As Donald Trump vows to shield America from a deluge of Mexican migrants, he may be a bit flabbergasted by this fact: More Mexicans have actually left the States than entered it in recent years.
The US saw a net decrease in Mexican residents from 2009 to 2014, a report by the Pew Hispanic Center reveals. The trend marks a major shift in migration patterns by the largest foreign population in the US. There was a net decrease of 140,000 residents in the five years to 2014, compared with a net increase of 2,270,000 from 1995 to 2000.
The overall decline was mainly in undocumented individuals, from a peak of 6.9 million in 2007 to an estimated 5.6 million in 2014. Most people went back to their home country of their own accord, with the stated purpose of reuniting with their families. A small portion, 14 percent, were deported.
Fewer Mexicans entered the country partly because of the US recession in the early part of the period examined, while there was a boom in Mexico's economy.
"There were a lot less jobs particularly in construction, which made people go back to Mexico but also made it less attractive to come here," the author of the Pew report, Ana Gonzalez-Barrera, said.
Heightened border security, implemented under the Obama administration, also may have deterred people from making the journey north, Gonzalez-Barrera said: "Border security has a big impact in terms of people wanting to come here."
According to immigration scholars, the Pew findings confirm similar research from recent years. A recent report by the Census Bureau found more Asians than Latin Americans were migrating to the US, until in 2013 China replaced Mexico as the top country sending immigrants to the United States. Other data shows illegal border crossings into the US, although hard to measure by their nature, may have hit a 40-year low. Since 2007, immigration from Mexico has steadily decreased.
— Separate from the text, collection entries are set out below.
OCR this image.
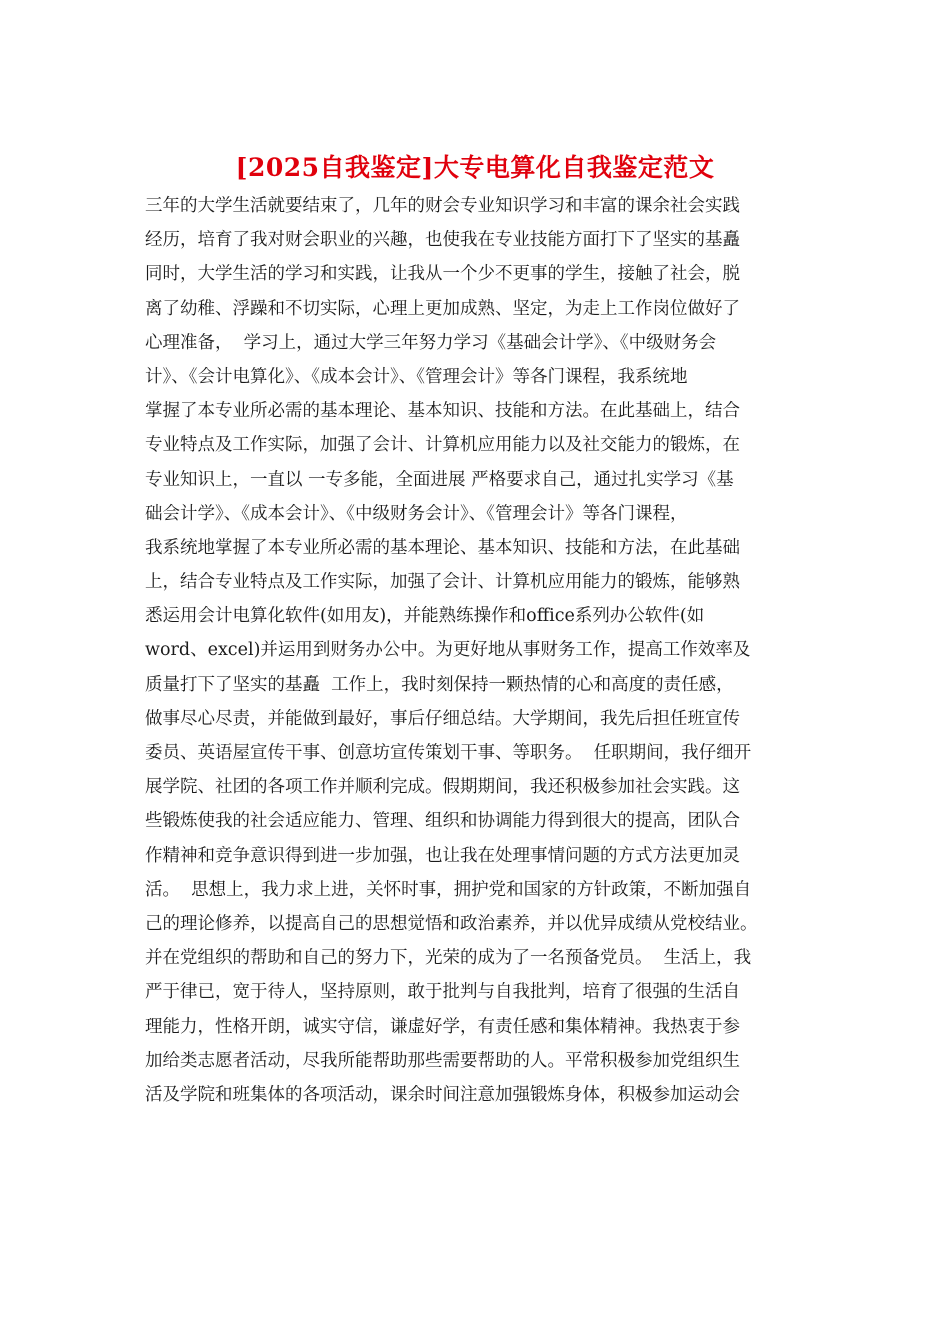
[2025自我鉴定]大专电算化自我鉴定范文
三年的大学生活就要结束了，几年的财会专业知识学习和丰富的课余社会实践
经历，培育了我对财会职业的兴趣，也使我在专业技能方面打下了坚实的基矗
同时，大学生活的学习和实践，让我从一个少不更事的学生，接触了社会，脱
离了幼稚、浮躁和不切实际，心理上更加成熟、坚定，为走上工作岗位做好了
心理准备，  学习上，通过大学三年努力学习《基础会计学》、《中级财务会
计》、《会计电算化》、《成本会计》、《管理会计》等各门课程，我系统地
掌握了本专业所必需的基本理论、基本知识、技能和方法。在此基础上，结合
专业特点及工作实际，加强了会计、计算机应用能力以及社交能力的锻炼，在
专业知识上，一直以 一专多能，全面进展 严格要求自己，通过扎实学习《基
础会计学》、《成本会计》、《中级财务会计》、《管理会计》等各门课程，
我系统地掌握了本专业所必需的基本理论、基本知识、技能和方法，在此基础
上，结合专业特点及工作实际，加强了会计、计算机应用能力的锻炼，能够熟
悉运用会计电算化软件(如用友)，并能熟练操作和office系列办公软件(如
word、excel)并运用到财务办公中。为更好地从事财务工作，提高工作效率及
质量打下了坚实的基矗  工作上，我时刻保持一颗热情的心和高度的责任感，
做事尽心尽责，并能做到最好，事后仔细总结。大学期间，我先后担任班宣传
委员、英语屋宣传干事、创意坊宣传策划干事、等职务。  任职期间，我仔细开
展学院、社团的各项工作并顺利完成。假期期间，我还积极参加社会实践。这
些锻炼使我的社会适应能力、管理、组织和协调能力得到很大的提高，团队合
作精神和竞争意识得到进一步加强，也让我在处理事情问题的方式方法更加灵
活。  思想上，我力求上进，关怀时事，拥护党和国家的方针政策，不断加强自
己的理论修养，以提高自己的思想觉悟和政治素养，并以优异成绩从党校结业。
并在党组织的帮助和自己的努力下，光荣的成为了一名预备党员。  生活上，我
严于律已，宽于待人，坚持原则，敢于批判与自我批判，培育了很强的生活自
理能力，性格开朗，诚实守信，谦虚好学，有责任感和集体精神。我热衷于参
加给类志愿者活动，尽我所能帮助那些需要帮助的人。平常积极参加党组织生
活及学院和班集体的各项活动，课余时间注意加强锻炼身体，积极参加运动会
"This more firmly establishes that Mexican immigration has declined and a major reason is that the unauthorized population has fallen," Randy Capps, Director of US programs at the Migration Policy Institute, said.
"We know border security has been tightened significantly and we also know the draw of the US economy was a lot less –but what's really interesting is the family ties motivation for returning to Mexico," Capps said. "That implies that there are a lot of strong social motives for migration. There's always that draw of the home community."
Capps does not expect the net decrease to continue, since in the past year economic conditions in Mexico have deteriorated while the US economy has improved. A drop in oil prices has hurt the Mexican economy.
But even if Mexican immigration rates do increase, both Gonzalez-Barrera and Capps predict that rates would never approach the influx of late last century. Due to a plummeting birth rate, Mexico's demographics have shifted. "There are fewer young people than there were two decades ago. That's the reason we're not expecting the level will go back to what it was," Gonzalez-Barrera said. Mexicans overall are older, while most people tend to migrate when they're younger.
As for Donald Trump's take on all this, his campaign did not return emails and phone calls from VICE News requesting comment.